If it turns out to be as reliable as they claim, Fryxell et al. demonstrate a valuable method to derive important biological and political/regulatory conclusions from easily available data.
As so often happens nowadays, Luca et al. show us nothing but tables of computed, corrected, and meddled-with parameters, least of all any real data. If the effect was as they state, then what we’d expect to see would be a decisive step, quite probably overshooting a bit and regressing back to the mean. Contrary to that Ludwig shows us quite the opposite. There is a continuous, exactly linear trend over several years and where we would look for the step, there is absolutely nothing at all, if anything a very slight outlier in the wrong direction. Much as I would have wanted it to, as the proposed measure is as non-intrusive as it gets, there really seems to be absolutely nothing in their claim. Shame, but that’s how it seems to be.
There is no doubt whatsoever that a) temperatures have been rising since about 1850, that b) humans may be in part, possibly a large part, responsible for this, and that c) this rise may continue into the near future.
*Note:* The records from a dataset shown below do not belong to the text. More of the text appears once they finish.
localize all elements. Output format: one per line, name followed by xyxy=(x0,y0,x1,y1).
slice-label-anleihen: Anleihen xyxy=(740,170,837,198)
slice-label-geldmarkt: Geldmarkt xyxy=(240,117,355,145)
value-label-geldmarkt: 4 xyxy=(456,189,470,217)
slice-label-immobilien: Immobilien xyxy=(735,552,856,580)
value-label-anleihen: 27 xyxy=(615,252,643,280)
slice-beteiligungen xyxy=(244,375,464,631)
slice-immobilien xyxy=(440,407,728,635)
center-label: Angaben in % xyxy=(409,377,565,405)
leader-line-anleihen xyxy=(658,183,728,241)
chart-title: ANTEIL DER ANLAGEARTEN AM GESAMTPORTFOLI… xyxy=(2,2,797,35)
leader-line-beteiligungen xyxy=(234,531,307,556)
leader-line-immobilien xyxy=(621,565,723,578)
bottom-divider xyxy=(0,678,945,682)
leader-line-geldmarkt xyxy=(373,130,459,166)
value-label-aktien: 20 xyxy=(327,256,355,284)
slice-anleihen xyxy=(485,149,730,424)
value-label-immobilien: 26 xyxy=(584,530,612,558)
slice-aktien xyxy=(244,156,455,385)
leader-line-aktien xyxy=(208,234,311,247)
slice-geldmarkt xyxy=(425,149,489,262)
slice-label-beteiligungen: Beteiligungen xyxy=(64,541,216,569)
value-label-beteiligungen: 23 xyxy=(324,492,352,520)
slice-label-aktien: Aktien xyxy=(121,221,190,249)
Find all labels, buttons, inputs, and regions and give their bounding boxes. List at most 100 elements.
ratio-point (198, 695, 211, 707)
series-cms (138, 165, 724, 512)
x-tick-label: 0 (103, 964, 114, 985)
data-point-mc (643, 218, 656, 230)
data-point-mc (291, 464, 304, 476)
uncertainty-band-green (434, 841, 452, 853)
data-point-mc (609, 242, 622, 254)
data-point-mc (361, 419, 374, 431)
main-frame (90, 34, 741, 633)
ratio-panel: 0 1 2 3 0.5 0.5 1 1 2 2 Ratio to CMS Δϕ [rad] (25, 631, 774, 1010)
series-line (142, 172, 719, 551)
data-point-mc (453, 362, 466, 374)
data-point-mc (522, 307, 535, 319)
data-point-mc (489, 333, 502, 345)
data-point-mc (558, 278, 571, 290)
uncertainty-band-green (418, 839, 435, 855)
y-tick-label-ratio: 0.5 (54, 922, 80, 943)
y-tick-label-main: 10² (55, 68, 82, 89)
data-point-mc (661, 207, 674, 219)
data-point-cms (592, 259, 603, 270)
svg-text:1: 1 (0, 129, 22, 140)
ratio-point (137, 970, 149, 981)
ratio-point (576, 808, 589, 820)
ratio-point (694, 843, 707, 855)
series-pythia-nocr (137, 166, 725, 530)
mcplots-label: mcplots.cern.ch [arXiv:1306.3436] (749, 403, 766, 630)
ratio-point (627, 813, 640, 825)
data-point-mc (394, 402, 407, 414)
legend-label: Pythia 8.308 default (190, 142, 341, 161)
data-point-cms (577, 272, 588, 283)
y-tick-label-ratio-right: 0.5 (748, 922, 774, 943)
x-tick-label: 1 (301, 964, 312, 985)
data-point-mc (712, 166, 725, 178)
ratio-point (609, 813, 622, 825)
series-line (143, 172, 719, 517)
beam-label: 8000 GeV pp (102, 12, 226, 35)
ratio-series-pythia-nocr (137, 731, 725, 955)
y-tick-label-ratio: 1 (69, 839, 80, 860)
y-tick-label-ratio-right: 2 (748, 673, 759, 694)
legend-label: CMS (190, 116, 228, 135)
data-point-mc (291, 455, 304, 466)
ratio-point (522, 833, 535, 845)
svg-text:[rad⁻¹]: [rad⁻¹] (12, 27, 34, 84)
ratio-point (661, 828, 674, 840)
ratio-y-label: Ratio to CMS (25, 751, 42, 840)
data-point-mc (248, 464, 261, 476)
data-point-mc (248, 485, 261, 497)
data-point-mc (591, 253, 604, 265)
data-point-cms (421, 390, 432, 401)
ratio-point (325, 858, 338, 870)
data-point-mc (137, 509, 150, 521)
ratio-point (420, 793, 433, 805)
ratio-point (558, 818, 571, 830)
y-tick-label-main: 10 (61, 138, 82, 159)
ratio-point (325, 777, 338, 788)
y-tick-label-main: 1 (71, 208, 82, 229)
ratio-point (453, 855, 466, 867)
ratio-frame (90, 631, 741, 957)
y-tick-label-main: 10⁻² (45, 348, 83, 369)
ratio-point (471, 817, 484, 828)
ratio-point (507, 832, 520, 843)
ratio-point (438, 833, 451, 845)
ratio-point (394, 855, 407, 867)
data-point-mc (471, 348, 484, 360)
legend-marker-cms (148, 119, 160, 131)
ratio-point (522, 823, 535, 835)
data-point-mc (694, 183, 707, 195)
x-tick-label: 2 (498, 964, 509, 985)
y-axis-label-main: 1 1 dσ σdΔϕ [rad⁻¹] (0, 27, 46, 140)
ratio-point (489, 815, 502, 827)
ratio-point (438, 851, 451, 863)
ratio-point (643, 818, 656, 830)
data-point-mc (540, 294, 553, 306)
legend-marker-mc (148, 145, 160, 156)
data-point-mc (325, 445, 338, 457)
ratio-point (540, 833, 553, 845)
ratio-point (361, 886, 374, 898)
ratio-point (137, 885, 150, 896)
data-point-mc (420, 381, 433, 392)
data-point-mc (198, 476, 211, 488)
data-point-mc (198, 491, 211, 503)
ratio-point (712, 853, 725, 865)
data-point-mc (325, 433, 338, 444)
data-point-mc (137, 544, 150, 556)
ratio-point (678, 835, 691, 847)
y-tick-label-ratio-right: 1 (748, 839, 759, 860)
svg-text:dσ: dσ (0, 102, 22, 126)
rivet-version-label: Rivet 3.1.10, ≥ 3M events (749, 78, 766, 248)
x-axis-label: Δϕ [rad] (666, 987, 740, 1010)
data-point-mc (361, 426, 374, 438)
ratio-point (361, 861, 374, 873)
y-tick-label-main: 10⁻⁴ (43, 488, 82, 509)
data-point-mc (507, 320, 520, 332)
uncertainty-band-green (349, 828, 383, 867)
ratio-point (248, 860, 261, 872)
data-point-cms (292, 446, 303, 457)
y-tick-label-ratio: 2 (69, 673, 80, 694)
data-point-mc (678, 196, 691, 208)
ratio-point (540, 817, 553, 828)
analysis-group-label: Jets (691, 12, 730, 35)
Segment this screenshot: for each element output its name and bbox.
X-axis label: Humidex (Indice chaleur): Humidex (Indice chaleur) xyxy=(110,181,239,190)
What there is contention about, is the rate and possible size of this further rise – will it turn out self-limiting or not? Another point in dispute are all the doom and gloom stories suggesting any change will have to be for the worst. Once again one of those is being debunked, this time by Rovere et al. showing that Atlantic storms in the warm Eemian were not as strong as claimed and probably no stronger than today.